Friday, 6 April 2012

Looking for Less


Those who passed by hurled insults at him, shaking their heads and saying, "You who are going to destroy the temple and build it in three days, save yourself! Come down from the cross, if you are the Son of God!" In the same way the chief priests, the teachers of the law and the elders mocked him. "He saved others," they said, "but he can't save himself! He's the King of Israel! Let him come down now from the cross, and we will believe in him. He trusts in God. Let God rescue him now if he wants him, for he said, 'I am the Son of God.' " In the same way the robbers who were crucified with him also heaped insults on him. [Matthew 27:39-40]

The onlookers were looking for a lesser salvation.

There is deep irony in the way the gospel writers record these insults. Many of the phrases are accidentally right, in the manner of Caiaphas the High Priest: it is better for you that one man die for the people than that the whole nation perish. [John 11:50]

In the end the salvation they looked for - Jesus saving himself - was both possible and impossible. Such a salvation would have been an onlooker's salvation, what was required was a sacrifice.
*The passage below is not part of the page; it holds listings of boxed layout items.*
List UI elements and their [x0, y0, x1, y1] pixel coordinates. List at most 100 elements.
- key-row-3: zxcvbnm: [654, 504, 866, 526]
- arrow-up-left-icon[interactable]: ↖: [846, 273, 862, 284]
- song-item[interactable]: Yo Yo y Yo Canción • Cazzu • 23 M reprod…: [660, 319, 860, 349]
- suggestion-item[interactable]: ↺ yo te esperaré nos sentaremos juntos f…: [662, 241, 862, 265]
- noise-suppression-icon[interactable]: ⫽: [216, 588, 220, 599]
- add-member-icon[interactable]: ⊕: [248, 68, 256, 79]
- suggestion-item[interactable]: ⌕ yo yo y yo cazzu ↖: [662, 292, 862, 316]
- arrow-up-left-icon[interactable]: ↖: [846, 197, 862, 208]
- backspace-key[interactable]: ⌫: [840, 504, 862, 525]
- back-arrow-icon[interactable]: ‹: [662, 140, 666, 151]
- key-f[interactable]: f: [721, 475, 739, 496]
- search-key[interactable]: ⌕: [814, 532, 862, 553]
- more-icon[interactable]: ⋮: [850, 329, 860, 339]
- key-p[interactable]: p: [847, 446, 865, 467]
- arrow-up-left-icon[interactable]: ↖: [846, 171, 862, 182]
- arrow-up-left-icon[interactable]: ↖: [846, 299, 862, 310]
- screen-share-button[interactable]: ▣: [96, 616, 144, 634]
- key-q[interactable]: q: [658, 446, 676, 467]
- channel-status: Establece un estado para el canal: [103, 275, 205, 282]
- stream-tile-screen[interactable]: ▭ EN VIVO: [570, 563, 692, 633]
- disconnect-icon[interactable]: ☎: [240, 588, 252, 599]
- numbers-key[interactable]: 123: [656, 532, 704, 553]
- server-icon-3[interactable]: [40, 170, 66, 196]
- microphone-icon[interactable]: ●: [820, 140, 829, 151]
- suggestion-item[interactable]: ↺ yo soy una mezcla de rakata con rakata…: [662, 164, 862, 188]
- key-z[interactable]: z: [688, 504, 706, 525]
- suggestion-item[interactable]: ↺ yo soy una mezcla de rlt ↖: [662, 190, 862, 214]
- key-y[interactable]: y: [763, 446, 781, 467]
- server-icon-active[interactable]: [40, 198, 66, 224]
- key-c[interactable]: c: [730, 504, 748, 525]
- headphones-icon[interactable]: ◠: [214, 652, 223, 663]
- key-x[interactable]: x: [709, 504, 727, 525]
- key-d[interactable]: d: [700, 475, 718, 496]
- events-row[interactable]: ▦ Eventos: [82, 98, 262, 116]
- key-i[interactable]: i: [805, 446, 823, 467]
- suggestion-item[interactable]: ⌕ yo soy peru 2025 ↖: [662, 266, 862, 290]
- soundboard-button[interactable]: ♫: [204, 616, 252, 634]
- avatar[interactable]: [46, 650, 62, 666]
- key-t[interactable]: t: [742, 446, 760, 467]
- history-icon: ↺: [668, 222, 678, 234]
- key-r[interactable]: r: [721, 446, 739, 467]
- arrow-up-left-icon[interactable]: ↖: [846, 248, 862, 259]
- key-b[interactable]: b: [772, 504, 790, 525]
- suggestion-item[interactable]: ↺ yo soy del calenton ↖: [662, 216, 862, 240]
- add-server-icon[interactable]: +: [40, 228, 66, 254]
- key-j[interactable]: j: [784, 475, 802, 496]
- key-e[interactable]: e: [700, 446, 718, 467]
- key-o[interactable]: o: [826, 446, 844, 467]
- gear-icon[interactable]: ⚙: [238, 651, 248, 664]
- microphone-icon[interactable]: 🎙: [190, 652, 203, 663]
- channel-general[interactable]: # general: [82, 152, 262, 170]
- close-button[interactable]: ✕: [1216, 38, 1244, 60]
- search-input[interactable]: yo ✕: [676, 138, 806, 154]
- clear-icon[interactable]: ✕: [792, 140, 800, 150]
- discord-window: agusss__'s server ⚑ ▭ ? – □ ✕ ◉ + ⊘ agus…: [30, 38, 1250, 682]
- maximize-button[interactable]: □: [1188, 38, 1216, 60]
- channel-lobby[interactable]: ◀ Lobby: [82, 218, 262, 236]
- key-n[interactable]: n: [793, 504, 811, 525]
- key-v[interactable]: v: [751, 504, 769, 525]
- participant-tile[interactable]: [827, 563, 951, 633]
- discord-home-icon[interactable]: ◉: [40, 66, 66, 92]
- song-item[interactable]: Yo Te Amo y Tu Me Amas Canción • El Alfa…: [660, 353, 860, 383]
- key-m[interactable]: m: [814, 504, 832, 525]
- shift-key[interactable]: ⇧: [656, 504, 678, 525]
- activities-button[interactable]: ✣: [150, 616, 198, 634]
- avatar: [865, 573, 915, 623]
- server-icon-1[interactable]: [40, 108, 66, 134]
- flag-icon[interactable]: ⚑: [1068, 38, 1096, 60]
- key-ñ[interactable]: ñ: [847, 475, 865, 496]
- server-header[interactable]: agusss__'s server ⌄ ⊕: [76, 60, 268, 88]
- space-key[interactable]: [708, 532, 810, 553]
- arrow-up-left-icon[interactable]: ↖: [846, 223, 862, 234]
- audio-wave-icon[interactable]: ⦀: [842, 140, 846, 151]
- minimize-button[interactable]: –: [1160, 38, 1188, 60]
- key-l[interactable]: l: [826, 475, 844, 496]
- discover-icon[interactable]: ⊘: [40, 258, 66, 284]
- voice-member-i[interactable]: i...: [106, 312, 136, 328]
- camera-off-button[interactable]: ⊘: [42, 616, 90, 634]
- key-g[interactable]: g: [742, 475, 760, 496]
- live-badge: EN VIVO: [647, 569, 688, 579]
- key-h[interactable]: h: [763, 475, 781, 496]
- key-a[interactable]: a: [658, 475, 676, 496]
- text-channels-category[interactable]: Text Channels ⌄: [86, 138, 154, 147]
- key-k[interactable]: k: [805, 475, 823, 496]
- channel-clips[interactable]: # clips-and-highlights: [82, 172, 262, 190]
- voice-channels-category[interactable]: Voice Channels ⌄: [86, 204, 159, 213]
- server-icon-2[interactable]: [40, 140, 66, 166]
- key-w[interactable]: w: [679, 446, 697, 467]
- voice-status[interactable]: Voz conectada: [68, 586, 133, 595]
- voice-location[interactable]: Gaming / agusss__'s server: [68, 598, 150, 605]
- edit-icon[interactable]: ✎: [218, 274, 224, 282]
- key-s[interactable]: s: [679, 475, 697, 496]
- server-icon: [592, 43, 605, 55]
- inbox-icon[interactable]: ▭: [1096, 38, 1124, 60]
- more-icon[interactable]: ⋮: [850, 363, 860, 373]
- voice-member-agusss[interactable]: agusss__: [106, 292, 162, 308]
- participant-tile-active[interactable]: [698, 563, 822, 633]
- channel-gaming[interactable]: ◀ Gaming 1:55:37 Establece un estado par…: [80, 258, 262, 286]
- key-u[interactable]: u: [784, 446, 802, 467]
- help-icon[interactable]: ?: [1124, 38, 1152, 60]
Jesus' love is greater than they can imagine.

The onlookers were looking for a lesser miracle.

A deeper irony still is that the miracle of leaving the cross would have been as nothing compared to the miracle of Christ's resurrection. Jesus' power is greater than they can imagine.

The onlookers were looking for a lesser king.

There is a crowd around the cross. He may be regarded as King of Israel if he comes down. But by his dying on the cross he establishes a very much greater kingdom that reaches across every boundary. (Revelation 7:9-17 - a crowd that no-one could count) Jesus' kingship is wider than they can imagine.